- The paper introduces ComfyUI-Copilot, an intelligent plugin that automates workflow generation and node recommendations on the ComfyUI platform using a hierarchical multi-agent framework.
- It leverages extensive curated knowledge bases—with over 7K nodes, 62K models, and 9K workflows—to generate documentation and guide installation and configuration.
- Offline and online evaluations reveal high recall rates (over 88.5%) and strong user acceptance (65.4% for nodes, 85.9% for workflows), highlighting its practical impact.
This paper introduces ComfyUI-Copilot (2506.05010), an intelligent assistant designed as a plugin for the ComfyUI platform to address challenges users face, such as complex workflow design, limited documentation, and model configuration issues. ComfyUI-Copilot leverages LLMs within a hierarchical multi-agent framework to offer features like automated workflow generation, intelligent node and model recommendations, and ComfyUI-related question answering.
The core of the system relies on a central LLM-based assistant agent that delegates tasks to specialized worker agents supported by curated knowledge bases. The system's key functionalities include:
- Automated Workflow Generation: ComfyUI-Copilot can interpret user instructions, retrieve or synthesize relevant workflows, and load them into the ComfyUI canvas with a single click. If required nodes are missing, it provides installation guidance. Workflows are represented in graph, JSON, or code formats, with conversions enabled. The system explores generating workflows from scratch using code LLMs, including fine-tuning models like Qwen2.5-Coder-7B [hui2024qwen25codertechnicalreport] on collected workflows to improve performance.
- Node and Model Recommendation: The assistant recommends suitable nodes based on user instructions and suggests compatible checkpoint and LoRA models, considering dependencies between components (e.g., recommending LoRAs compatible with the user's diffusion model). Recommendations follow a three-stage pipeline: LLM expansion of user intent, semantic and lexical similarity-based retrieval from knowledge bases, and re-ranking based on re-ranker scores and popularity factors (upvotes, downloads, stars).
- ComfyUI-related Question Answering: The copilot provides detailed information on nodes and models, including usage, installation steps, parameter explanations, and suggestions for downstream subgraphs (e.g., recommending face swapping or image upscaling subgraphs after a KSampler node).
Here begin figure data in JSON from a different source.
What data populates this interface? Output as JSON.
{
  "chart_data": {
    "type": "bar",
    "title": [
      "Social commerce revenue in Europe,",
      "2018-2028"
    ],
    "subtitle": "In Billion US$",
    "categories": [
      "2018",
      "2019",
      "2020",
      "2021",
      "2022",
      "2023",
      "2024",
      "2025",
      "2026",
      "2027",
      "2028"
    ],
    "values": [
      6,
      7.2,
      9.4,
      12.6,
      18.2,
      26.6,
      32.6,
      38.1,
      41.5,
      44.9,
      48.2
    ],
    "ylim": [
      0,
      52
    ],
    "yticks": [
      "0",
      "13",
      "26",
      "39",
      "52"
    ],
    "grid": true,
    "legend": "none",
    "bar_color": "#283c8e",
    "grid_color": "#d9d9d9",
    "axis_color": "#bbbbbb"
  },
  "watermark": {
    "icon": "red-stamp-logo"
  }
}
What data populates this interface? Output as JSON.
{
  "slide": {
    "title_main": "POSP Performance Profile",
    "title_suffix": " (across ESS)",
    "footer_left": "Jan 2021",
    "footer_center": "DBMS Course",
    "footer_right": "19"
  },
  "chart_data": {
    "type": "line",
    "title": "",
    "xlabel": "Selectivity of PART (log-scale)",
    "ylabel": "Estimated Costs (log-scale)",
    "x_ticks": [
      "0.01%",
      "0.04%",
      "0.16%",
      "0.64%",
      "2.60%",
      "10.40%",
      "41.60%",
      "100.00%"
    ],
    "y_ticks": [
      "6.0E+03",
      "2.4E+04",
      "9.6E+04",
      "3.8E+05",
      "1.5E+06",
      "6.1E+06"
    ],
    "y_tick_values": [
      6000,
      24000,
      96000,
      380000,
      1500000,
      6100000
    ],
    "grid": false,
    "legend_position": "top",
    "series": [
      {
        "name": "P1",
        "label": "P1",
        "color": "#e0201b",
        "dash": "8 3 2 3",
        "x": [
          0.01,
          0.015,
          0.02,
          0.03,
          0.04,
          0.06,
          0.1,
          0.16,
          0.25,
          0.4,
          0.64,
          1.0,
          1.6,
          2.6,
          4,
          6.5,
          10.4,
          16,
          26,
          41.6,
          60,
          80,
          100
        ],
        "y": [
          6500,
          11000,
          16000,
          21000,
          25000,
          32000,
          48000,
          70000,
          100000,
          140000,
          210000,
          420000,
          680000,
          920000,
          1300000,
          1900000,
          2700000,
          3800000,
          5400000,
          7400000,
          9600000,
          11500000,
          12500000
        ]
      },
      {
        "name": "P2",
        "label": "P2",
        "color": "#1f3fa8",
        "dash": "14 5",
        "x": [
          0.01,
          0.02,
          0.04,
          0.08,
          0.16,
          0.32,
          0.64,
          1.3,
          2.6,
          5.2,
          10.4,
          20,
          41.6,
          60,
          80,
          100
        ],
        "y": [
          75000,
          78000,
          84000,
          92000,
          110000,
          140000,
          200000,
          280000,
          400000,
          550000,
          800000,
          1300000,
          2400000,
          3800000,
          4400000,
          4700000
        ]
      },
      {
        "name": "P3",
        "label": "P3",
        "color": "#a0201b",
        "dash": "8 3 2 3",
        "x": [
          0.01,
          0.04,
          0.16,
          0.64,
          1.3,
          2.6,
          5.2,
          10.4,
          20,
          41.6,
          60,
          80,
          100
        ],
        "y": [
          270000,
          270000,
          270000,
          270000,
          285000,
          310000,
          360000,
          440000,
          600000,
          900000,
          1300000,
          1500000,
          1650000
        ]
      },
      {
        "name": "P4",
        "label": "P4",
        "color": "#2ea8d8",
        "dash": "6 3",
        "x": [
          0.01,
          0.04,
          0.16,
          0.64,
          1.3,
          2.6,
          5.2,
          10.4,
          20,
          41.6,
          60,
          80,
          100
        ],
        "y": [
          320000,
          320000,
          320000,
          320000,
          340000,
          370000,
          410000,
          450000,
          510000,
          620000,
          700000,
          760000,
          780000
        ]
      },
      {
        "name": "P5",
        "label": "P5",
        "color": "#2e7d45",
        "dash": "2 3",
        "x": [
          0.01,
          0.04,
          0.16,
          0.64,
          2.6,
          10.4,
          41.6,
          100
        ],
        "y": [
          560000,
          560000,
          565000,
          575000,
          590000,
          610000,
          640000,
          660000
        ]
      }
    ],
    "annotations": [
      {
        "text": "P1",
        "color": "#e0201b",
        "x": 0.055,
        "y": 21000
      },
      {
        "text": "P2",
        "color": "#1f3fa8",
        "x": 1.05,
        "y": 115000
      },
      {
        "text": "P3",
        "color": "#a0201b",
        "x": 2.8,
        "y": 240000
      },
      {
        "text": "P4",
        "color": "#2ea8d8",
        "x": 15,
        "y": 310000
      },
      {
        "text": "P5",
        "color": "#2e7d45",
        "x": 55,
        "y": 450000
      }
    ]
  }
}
It supports multilingual queries and responses.
- Enhanced Features: For experienced users, ComfyUI-Copilot offers prompt writing assistance to refine text prompts for image generation and a parameter search functionality that enables parallel experiments with varying parameters to find optimal settings for workflows.
A crucial component is the construction of extensive knowledge bases covering 7K nodes, 62K models, and 9K workflows. Data is sourced from platforms, GitHub repositories, and the ComfyUI website, with automated filtering for NSFW content. For nodes lacking documentation, the system automatically generates it by setting up a sandbox environment, cloning repositories, analyzing code to extract metadata (class type, parameters), chunking and embedding the code, retrieving relevant snippets, and using an LLM (like GPT-4o) to generate documentation. For workflows and models, LLMs like GPT-4o are used to enhance documentation by leveraging multimodal understanding of community-sourced texts, images, and workflow JSONs. These KBs are continuously updated weekly to incorporate new modules and tasks.
Implemented using LangChain, the framework allows the assistant agent to autonomously select worker agents based on user input and conversation history. Responses are synthesized by integrating outputs from the relevant agents.
The effectiveness of ComfyUI-Copilot is evaluated both offline and online. Offline quantitative evaluations show high recall rates (over 88.5%) for nodes and workflows on a constructed test set using both GPT-4o and DeepSeek-V3. The workflow generation capabilities are evaluated based on pass rate (executability), average number of nodes, and node selection metrics (precision, recall, F1). Fine-tuned open-source models show comparable performance to closed-source models like Claude-3.7-Sonnet, achieving a high node selection F1 score (0.95), although overall workflow generation accuracy has room for improvement. Online user feedback since its release on GitHub demonstrates a 65.4% acceptance rate for recommended nodes and 85.9% for proposed workflows. The project has garnered significant community interest, indicated by GitHub stars, query volume, and user base size across many countries.
In conclusion, ComfyUI-Copilot is presented as the first open-source ComfyUI plugin designed to automate workflow creation and provide intelligent assistance. Its multi-agent framework and curated knowledge bases effectively lower the entry barrier for new users and improve efficiency for experienced ones in AIGC workflow development. Future work aims to integrate community feedback and enhance features like automatic workflow and parameter optimization.